Mr Venus here being too milk and watery with you, I am the boy
for you.'

'I've been a-thinking,' said Mr Boffin, in a tone of despondency,
'that I must keep the knowledge from my old lady.'

'The knowledge of the diwision, d'ye mean?' inquired Wegg,
helping himself to a third Gum-Tickler--for he had already taken a
second.

'Yes. If she was to die first of us two she might then think all her
life, poor thing, that I had got the rest of the fortune still, and was
saving it.'

'I suspect, Boffin,' returned Wegg, shaking his head sagaciously,
and bestowing a wooden wink upon him, 'that you've found out
some account of some old chap, supposed to be a Miser, who got
himself the credit of having much more money than he had.
However, I don't mind.'

'Don't you see, Wegg?' Mr Boffin feelingly represented to him:
'don't you see? My old lady has got so used to the property. It
would be such a hard surprise.'

'I don't see it at all,' blustered Wegg. 'You'll have as much as I
shall. And who are you?'

'But then, again,' Mr Boffin gently represented; 'my old lady has
very upright principles.'

'Who's your old lady,' returned Wegg, 'to set herself up for having
uprighter principles than mine?'

Mr Boffin seemed a little less patient at this point than at any other
of the negotiations. But he commanded himself, and said tamely
enough: 'I think it must be kept from my old lady, Wegg.'

'Well,' said Wegg, contemptuously, though, perhaps, perceiving
some hint of danger otherwise, 'keep it from your old lady. I ain't
going to tell her. I can have you under close inspection without
that. I'm as good a man as you, and better. Ask me to dinner.
Give me the run of your 'ouse. I was good enough for you and your
old lady once, when I helped you out with your weal and hammers.
Was there no Miss Elizabeth, Master George, Aunt Jane, and
Uncle Parker, before YOU two?'

'Gently, Mr Wegg, gently,' Venus urged.

'Milk and water-erily you mean, sir,' he returned, with some little
thickness of speech, in consequence of the Gum-Ticklers having
tickled it. 'I've got him under inspection, and I'll inspect him.

     "Along the line the signal ran
     England expects as this present man
     Will keep Boffin to his duty."

--Boffin, I'll see you home.'

Mr Boffin descended with an air of resignation, and gave himself
up, after taking friendly leave of Mr Venus.

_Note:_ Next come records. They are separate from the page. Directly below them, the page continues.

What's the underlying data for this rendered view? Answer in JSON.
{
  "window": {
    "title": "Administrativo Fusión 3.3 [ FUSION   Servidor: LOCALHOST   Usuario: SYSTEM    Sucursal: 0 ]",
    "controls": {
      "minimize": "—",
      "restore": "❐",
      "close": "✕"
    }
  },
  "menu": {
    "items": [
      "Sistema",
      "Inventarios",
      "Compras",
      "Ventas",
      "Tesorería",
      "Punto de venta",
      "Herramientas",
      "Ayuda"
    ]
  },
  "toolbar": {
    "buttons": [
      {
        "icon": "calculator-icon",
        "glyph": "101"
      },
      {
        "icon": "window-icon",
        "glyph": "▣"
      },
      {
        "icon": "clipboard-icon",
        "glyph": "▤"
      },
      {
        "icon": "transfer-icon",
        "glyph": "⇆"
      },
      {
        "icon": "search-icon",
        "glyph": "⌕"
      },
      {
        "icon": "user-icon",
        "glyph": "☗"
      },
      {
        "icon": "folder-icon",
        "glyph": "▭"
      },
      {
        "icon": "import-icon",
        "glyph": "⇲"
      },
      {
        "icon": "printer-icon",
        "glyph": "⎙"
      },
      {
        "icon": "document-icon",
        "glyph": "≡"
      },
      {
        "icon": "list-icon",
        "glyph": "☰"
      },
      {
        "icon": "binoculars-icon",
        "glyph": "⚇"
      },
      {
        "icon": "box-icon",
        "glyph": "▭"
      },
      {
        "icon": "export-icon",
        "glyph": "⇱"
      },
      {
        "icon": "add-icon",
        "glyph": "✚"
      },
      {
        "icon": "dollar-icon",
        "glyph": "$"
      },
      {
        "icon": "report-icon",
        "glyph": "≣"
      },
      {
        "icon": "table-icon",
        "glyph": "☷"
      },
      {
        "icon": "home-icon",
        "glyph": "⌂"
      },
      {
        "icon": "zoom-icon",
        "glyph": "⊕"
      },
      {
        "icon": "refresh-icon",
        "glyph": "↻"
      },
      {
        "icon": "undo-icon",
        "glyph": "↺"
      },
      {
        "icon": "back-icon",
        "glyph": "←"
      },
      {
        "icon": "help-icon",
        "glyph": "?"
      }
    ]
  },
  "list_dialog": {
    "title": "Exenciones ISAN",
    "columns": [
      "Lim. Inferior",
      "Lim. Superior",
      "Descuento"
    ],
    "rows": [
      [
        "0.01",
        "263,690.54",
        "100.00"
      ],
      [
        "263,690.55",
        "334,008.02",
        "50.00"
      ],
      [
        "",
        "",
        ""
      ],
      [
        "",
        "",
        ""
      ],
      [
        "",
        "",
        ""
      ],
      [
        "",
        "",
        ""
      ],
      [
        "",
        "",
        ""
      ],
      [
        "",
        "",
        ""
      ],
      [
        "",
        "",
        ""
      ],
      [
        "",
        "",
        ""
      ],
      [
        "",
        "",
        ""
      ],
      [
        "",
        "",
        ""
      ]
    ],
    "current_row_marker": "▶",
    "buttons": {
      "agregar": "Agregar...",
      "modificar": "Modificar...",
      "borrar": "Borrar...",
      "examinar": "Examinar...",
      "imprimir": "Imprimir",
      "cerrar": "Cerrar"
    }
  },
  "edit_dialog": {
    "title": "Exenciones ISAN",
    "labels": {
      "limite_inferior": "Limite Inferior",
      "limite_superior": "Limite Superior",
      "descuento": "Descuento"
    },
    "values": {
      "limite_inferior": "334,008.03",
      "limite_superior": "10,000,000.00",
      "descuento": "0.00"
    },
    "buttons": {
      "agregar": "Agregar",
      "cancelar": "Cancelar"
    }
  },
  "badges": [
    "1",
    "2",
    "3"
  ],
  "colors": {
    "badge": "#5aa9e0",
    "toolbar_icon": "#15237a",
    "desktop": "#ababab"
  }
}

Once more, Inspector
and Inspected went through the streets together, and so arrived at
Mr Boffin's door.

But even there, when Mr Boffin had given his keeper good-night,
and had let himself in with his key, and had softly closed the door,
even there and then, the all-powerful Silas must needs claim
another assertion of his newly-asserted power.

'Bof--fin!' he called through the keyhole.

'Yes, Wegg,' was the reply through the same channel.

'Come out. Show yourself again. Let's have another look at you!'
Mr Boffin--ah, how fallen from the high estate of his honest
simplicity!--opened the door and obeyed.

'Go in. You may get to bed now,' said Wegg, with a grin.

The door was hardly closed, when he again called through the
keyhole: 'Bof--fin!'

'Yes, Wegg.'

This time Silas made no reply, but laboured with a will at turning
an imaginary grindstone outside the keyhole, while Mr Boffin
stooped at it within; he then laughed silently, and stumped home.